Configuring an apache web server

Last modified by Aurelie Bertrand on 2021/10/11 15:28

Apache HTTPD / Tomcat Connector: AJP

Requirements

  • Install apache httpd
  • Check that the proxy and proxy_ajp modules are active (see 1.2)

Loading a module in apache httpd

Windows

  1. Check that the file corresponding to the module exists and can be found in the <install_apache>/modules folder.
     For instance for the module proxy_ajp the file would be : mod_proxy_ajp.so. If the file does not exist, find a version of httpd that distributes the required module.
  2. Load the module in the <install_apache>/conf/httpd.conf file using:
     LoadModule nom_du_module modules/fichier_du_module
     Example: LoadModule proxy_ajp_module modules/mod_proxy_ajp.so

Linux

Use the command: a2enmod nom_du_module
Example:

a2enmod proxy_ajp

If this command fails or does not exist, follow the same steps as for Windows.

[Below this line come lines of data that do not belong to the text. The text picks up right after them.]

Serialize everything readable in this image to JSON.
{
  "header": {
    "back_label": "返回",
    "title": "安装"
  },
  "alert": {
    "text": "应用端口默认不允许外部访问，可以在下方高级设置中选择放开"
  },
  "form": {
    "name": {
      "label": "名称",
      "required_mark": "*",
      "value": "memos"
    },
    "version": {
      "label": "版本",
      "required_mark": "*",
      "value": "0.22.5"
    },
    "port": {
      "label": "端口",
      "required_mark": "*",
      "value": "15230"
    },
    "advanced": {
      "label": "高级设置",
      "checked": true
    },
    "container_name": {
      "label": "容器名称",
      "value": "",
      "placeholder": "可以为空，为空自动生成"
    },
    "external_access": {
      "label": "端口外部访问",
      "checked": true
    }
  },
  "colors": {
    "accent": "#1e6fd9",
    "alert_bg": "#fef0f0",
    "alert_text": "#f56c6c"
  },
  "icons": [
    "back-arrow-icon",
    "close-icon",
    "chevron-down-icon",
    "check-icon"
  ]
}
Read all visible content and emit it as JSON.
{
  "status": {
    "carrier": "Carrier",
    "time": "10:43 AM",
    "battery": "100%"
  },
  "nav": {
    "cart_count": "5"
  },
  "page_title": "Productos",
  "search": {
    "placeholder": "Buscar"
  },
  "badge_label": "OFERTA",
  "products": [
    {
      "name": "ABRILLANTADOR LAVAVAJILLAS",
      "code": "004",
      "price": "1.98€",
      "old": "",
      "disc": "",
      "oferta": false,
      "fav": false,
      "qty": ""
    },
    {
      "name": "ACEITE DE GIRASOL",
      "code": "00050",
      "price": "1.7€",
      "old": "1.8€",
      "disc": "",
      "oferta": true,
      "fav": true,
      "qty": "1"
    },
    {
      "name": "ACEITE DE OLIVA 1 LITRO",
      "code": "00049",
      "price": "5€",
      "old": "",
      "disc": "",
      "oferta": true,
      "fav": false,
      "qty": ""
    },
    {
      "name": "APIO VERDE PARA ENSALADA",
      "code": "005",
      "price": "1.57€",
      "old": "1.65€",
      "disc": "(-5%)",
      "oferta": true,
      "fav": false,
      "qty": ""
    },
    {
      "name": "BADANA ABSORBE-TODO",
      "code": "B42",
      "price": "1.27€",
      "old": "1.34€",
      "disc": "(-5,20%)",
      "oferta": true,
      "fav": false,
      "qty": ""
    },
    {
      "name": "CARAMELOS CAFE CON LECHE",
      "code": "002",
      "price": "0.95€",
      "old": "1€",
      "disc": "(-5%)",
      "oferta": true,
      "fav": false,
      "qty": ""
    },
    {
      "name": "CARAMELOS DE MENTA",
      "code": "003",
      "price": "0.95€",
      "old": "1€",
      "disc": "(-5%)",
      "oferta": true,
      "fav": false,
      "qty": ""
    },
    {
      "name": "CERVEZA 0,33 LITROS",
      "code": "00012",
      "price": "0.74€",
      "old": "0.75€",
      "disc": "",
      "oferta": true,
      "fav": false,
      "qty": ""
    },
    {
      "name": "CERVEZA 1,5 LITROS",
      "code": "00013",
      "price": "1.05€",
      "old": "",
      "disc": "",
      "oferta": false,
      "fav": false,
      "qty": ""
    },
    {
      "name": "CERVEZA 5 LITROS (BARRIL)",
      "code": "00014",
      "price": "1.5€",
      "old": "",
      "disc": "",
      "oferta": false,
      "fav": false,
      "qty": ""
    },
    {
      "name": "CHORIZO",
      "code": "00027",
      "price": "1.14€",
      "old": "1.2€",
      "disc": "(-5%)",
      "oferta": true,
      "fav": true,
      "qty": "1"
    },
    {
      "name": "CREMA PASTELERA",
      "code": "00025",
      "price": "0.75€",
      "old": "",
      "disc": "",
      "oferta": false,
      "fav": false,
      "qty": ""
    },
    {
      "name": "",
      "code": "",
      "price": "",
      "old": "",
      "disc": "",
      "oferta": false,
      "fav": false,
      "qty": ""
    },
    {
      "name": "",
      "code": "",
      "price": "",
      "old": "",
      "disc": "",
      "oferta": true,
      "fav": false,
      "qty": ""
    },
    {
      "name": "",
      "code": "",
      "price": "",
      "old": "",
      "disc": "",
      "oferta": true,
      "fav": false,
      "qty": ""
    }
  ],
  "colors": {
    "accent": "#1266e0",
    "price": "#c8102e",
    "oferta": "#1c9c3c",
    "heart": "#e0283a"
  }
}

Configuring routing between apache httpd and tomcat

Apache Tomcat

Check that the following connector exists and is not commented in the <install_tomcat>/conf/server.xml configuration file:

<Connector port="8009" protocol="AJP/1.3" redirectPort="8443"/>

For your information:

  • The redirectPort is used for requests using a security constraint requiring an SSL transport.
  • Don’t forget to restart Tomcat after modifying the server.xml file.00

Apache HTTPD

In the virtual host file, add the ProxyPass directive so that httpd can connect to Tomcat’s AJP connector:

<VirtualHost *:80>  
    ServerAdmin support@digdash.com  
    ServerName monserveur.digdash.com  

    DocumentRoot /var/www  
    ProxyPass / ajp://montomcat.digdash.com:8009/
   <Directory />  
        Options FollowSymLinks
        AllowOverride None
   </Directory>
   <Directory /var/www>
        Options Indexes FollowSymLinks MultiViews
        AllowOverride None
        Require all granted
   </Directory>

    ErrorLog logs/error_apache.log
    LogLevel warn
    CustomLog logs/access_apache.log combined
</VirtualHost>

Don’t forget to restart Apache httpd after modifying the configuration.

Timeout

It may be necessary to specify a greater timeout value than the default for the AJP connector.

Some tasks in DigDash Enterprise take over a minute to complete (exports, builders, save/backup…) and could be interrupted by Apache httpd, which in turn would return a HTTP 500 error to the client.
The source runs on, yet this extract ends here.